Les vertus nutritionnelles des produits issus de l’agriculture biologique sont régulièrement évoquées par ses partisans. Vrai ou faux ? Nous avons posé la question à Léon Guéguen, membre de l’Académie d’agriculture et ancien directeur du Laboratoire de nutrition et sécurité alimentaire du Centre INRA de Jouy-en-Josas.
Léon Guéguen :
La question des vertus nutritionnelles des produits issus de l’agriculture biologique est complexe, et surtout, rarement évoquée sans passion. Il est vrai que pour les partisans de l’AB, l’argument nutritionnel et sanitaire reste essentiel.

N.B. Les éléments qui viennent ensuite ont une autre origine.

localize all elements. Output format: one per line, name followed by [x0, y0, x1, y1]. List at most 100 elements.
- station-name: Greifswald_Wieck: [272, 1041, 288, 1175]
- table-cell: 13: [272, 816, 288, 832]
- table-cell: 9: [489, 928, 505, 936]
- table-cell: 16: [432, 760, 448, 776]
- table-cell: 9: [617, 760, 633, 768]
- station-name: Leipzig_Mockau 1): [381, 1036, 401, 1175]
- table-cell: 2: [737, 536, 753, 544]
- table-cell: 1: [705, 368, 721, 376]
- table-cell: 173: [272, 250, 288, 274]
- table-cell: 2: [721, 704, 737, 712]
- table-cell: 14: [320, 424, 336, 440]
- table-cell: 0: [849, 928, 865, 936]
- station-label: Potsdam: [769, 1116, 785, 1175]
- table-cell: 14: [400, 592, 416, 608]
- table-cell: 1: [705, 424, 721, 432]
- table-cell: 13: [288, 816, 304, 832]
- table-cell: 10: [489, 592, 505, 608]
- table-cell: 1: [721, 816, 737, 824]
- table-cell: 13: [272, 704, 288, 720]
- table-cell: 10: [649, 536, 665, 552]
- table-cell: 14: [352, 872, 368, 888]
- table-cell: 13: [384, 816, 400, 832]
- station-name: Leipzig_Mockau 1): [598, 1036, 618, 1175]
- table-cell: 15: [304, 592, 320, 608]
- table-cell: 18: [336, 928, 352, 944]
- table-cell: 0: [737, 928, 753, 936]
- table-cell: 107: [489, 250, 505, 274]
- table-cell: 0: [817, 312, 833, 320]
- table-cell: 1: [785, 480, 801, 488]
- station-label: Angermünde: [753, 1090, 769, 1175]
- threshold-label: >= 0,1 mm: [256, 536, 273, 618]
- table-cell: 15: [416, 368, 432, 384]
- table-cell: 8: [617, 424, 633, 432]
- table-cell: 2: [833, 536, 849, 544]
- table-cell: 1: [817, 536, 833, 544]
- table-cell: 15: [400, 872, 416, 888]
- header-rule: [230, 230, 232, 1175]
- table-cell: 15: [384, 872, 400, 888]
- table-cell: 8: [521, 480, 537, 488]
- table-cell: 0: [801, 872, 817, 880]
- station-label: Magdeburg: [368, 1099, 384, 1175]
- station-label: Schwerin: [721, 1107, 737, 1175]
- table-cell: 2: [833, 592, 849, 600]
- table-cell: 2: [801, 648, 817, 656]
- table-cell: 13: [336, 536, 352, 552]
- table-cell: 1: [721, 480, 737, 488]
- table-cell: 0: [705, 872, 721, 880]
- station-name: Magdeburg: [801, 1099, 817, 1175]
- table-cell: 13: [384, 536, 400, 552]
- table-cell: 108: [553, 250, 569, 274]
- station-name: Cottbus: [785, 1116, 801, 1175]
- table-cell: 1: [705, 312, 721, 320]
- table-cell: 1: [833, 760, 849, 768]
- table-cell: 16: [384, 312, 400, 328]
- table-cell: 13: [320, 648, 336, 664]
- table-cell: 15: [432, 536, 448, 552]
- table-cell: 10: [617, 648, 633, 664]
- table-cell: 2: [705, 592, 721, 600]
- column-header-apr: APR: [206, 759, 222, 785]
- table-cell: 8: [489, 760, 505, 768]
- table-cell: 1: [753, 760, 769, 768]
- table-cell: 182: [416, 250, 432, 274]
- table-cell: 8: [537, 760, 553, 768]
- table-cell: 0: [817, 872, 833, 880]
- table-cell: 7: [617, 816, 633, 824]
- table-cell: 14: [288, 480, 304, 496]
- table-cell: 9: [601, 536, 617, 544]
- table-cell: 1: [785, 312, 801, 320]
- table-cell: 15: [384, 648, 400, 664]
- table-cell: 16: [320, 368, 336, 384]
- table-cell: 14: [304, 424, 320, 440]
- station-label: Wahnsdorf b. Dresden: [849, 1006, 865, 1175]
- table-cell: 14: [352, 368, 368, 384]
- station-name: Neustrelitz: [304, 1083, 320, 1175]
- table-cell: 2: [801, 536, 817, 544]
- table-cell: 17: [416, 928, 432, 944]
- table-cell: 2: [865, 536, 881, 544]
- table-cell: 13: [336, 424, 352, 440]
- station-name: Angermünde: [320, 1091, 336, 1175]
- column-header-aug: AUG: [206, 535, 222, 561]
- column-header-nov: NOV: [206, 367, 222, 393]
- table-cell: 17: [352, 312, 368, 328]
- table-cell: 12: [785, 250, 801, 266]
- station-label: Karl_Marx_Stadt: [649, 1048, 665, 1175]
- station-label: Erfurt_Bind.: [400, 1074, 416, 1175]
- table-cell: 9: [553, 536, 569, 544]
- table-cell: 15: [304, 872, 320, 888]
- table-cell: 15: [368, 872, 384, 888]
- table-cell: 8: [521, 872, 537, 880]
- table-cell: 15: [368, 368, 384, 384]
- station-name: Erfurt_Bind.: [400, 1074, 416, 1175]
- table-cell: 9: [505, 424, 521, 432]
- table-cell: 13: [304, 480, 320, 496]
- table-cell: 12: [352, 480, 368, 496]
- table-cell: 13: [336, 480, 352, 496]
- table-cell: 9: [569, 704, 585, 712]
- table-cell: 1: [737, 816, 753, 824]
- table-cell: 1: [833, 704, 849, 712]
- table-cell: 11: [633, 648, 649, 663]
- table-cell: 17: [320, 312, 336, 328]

La plus large étude –une méta-analyse– publiée à ce sujet sur les produits végétaux a été réalisée par un panel de 18 auteurs, tous connus pour leur forte sympathie envers l’agriculture biologique. On peut donc difficilement les accuser de parti pris en défaveur des produits bio !
Pour ces constituants analysés, les auteurs ne relèvent aucun écart significatif. Selon eux, il ne resterait principalement que deux points majeurs en faveur de l’agriculture biologique : les différences concernant les polyphénols antioxydants des fruits, et la présence moindre de résidus de pesticides de synthèse.
Sur ce dernier point, personne ne conteste que les produits végétaux –surtout les fruits– obtenus en agriculture biologique contiennent moins souvent, et à des teneurs encore plus faibles, des traces de pesticides de synthèse. C’est logique, puisque ces derniers sont interdits ! En revanche, les auteurs ne font pas état des études portant sur la teneur en traces de pesticides « naturels » autorisés en agriculture biologique, comme le cuivre, la roténone (récemment interdite), l’azadirachtine (l’une des matières actives de l’huile de neem), ou encore le PBO, un synergisant des pyréthrines. À leur décharge, il faut avouer qu’il n’existe quasiment pas d’études sérieuses consacrées à ce type d’analyses… Mais, en réalité, tout cela importe peu puisque la quantité de matières actives détectées est tellement infime qu’à ce niveau, il n’est pas raisonnable d’évoquer un quelconque risque sanitaire.
Reste donc la question des antioxydants, censés apporter des qualités protectrices aux aliments bio. Rappelons qu’une plante non protégée par un traitement phyto-sanitaire réagit à diverses agressions en synthétisant davantage ses propres moyens de défense. Elle fabrique alors des métabolites secondaires, dont certains (polyphénols, caroténoïdes) exercent une action antioxydante réputée bénéfique, tandis que d’autres s’avèrent toxiques.
Un apport en polyphénols supérieur de 20% via les fruits bio ne contribue qu’à environ 1% de l’activité antioxydante du régime.
Les teneurs plus élevées en certains antioxydants trouvées dans les produits issus de l’agriculture biologique sont pourtant le principal argument souligné dans le résumé de la grande étude citée. Ainsi, il y est question de différences comprises entre 50 et 69 % en faveur des fruits bio, et ce pour quelques flavonoïdes particuliers comme les flavonols (kaempférol et quercétine des baies rouges, pommes et brocolis), les flavanones (agrumes) et les anthocyanines (catéchines des baies et fruits rouges).
Or, pour les flavanones, les grands écarts observés dans l’étude ne sont pas significatifs. En outre, des différences bien plus faibles sont constatées pour les composés phénoliques totaux. Enfin et surtout, il n’y a pas de différence pour les caroténoïdes (dont le lycopène), ni pour les vitamines C et E.
Au final, les différences entre agriculture biologique et agriculture conventionnelle sont réduites à moins de 20% lorsqu’on considère la totalité des composés antioxydants.
Or, même ce chiffre doit être pris avec beaucoup de précaution. En effet, on sait que l’activité antioxydante du régime alimentaire est attribuable, pour environ la moitié, aux polyphénols, et qu’en France, selon l’étude NutriNet–Santé, ces polyphénols sont surtout apportés par le café et le thé (70%), le chocolat (10%) et le vin rouge (7%). La part revenant aux fruits et aux légumes, elle, ne dépasse pas 10%.
Autrement dit, un apport en polyphénols supérieur de 20% via les fruits bio ne contribue qu’à environ 1 % de l’activité antioxydante du régime. Plusieurs études récentes ont montré que cet avantage au niveau de l’aliment ne se traduit pas, après absorption intestinale, par un bénéfice sur le pouvoir antioxydant mesuré dans le sang. Ce qui explique que les marqueurs sanguins restent muets dans les comparaisons du statut antioxydant entre agriculture biologique et agriculture conventionnelle.